Looking at my measured times I ought to have suspected this: the more rows in the response, the longer time it takes, and almost linearly.
Upvotes: 1
Views: 2476
Reputation: 384
@xmas79 Highlighted a great point. You should not create too many sessions instances (better use 1 for each keyspace), but there are also another guidelines that could help you. Follow the guidelines below and reference:
http://www.datastax.com/dev/blog/4-simple-rules-when-using-the-datastax-drivers-for-cassandra
EDIT
Also, taking a second look at your code, your are creating a prepared statement for every same query you are executing. The prepared statement should be created only once and you should use its reference to execute the queries. What prepared statements does is to send to the server the CQL that you will execute often so the server already parses the string and return to the user an identification for that . So, my suggestion to you is dont use it if you are not going to share the PreparedStatment object for each query. Or change your code to something like this:
[Test]
public void SelectPerformance()
{
_cluster = Cluster.Builder().AddContactPoint("127.0.0.1").Build();
var session = _cluster.Connect("dm");
var ps = session.Prepare(@"SELECT symbol, value_type, as_of_day, revision_timestamp_utc, value FROM daily_data_by_day WHERE symbol = ? AND value_type = ? AND as_of_day >= ? AND as_of_day < ?");
var items = new[]
{
// 20 different items...
};
foreach (var item in items)
{
var watch = Stopwatch.StartNew();
var rows = ExecuteQuery(session, ps, item.Symbol, item.FieldType, item.StartDate, item.EndDate);
watch.Stop();
Console.WriteLine($"{watch.ElapsedMilliseconds}\t{rows.Length}");
}
Console.WriteLine($"Average Execute: { _stopwatch.ElapsedMilliseconds/items.Length}");
_cluster.Dispose();
}
private Row[] ExecuteQuery(Session session, PreparedStatement ps, string symbol, int fieldType, LocalDate startDate, LocalDate endDate)
{
var statement = ps.Bind(symbol, fieldType, startDate, endDate);
// Do not enable request tracing for latency benchmarking
// statement.EnableTracing();
var rowSet = session.Execute(statement);
return rowSet.ToArray();
}
Upvotes: 7
Reputation: 5180
Why do you execute
using (var session = _cluster.Connect("dm"))

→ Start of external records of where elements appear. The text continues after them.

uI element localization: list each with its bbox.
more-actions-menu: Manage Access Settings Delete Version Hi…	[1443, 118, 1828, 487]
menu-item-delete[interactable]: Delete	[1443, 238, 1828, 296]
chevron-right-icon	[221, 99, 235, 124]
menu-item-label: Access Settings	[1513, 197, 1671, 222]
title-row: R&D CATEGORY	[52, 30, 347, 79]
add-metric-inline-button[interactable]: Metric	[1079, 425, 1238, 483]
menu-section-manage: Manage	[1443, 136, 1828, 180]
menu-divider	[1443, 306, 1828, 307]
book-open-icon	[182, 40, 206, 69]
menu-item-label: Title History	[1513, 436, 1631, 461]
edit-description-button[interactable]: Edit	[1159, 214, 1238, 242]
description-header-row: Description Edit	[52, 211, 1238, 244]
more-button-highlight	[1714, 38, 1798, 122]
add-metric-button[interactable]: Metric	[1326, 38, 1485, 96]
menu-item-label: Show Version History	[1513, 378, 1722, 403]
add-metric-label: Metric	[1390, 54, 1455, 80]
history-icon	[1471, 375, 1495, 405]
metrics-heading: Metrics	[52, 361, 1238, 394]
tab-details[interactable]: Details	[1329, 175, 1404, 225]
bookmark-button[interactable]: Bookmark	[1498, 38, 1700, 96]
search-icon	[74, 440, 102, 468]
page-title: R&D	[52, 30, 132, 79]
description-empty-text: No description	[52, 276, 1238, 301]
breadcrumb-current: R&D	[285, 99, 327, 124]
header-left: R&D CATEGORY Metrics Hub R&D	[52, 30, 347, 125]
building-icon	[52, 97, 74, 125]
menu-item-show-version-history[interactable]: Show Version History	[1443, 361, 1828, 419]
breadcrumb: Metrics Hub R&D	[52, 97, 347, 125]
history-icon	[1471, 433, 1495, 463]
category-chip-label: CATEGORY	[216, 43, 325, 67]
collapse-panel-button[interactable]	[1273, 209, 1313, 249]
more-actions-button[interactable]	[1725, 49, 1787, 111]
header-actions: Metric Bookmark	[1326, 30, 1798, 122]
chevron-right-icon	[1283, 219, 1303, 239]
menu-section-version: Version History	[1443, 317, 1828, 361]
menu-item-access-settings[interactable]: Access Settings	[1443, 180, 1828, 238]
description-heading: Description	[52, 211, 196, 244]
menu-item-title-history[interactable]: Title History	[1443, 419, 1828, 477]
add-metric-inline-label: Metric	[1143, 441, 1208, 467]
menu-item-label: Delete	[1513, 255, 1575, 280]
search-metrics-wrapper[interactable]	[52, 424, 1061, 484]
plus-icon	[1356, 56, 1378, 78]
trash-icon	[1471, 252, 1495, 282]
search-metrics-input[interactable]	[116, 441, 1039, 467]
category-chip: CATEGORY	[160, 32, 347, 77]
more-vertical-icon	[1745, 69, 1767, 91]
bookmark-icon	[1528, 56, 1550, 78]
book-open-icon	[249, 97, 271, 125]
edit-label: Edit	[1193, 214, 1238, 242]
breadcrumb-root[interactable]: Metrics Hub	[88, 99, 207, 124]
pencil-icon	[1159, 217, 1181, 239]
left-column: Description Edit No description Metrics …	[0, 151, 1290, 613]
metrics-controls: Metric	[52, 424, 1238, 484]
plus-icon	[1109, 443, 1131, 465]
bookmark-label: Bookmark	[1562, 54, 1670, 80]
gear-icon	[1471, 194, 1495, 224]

on every query? You should build your Cluster
instance once, connect to the cluster and get the Session
once, and reuse them everywhere. I think Cluster
object configures important parameters like fail over, loadbalancing etc.. Session
object manages them for you. Connecting everytime will give you performance penalties.
EDIT
It seems you are performing SELECT
with the latency of 10ms-15ms each. Are you getting the same tracing numbers (eg 1.4ms) at every query? What's your storage IO system? If you are on spinning disks it could be a seek time penalty of your disk subsystem.
Upvotes: 1
Reputation: 7305
Short answer you want to keep the cluster object to Cassandra open and re use it across requests.
The creation of the cluster object itself is costly but gives benefits like automatic load balancing, token awareness, automatic failover , etc etc.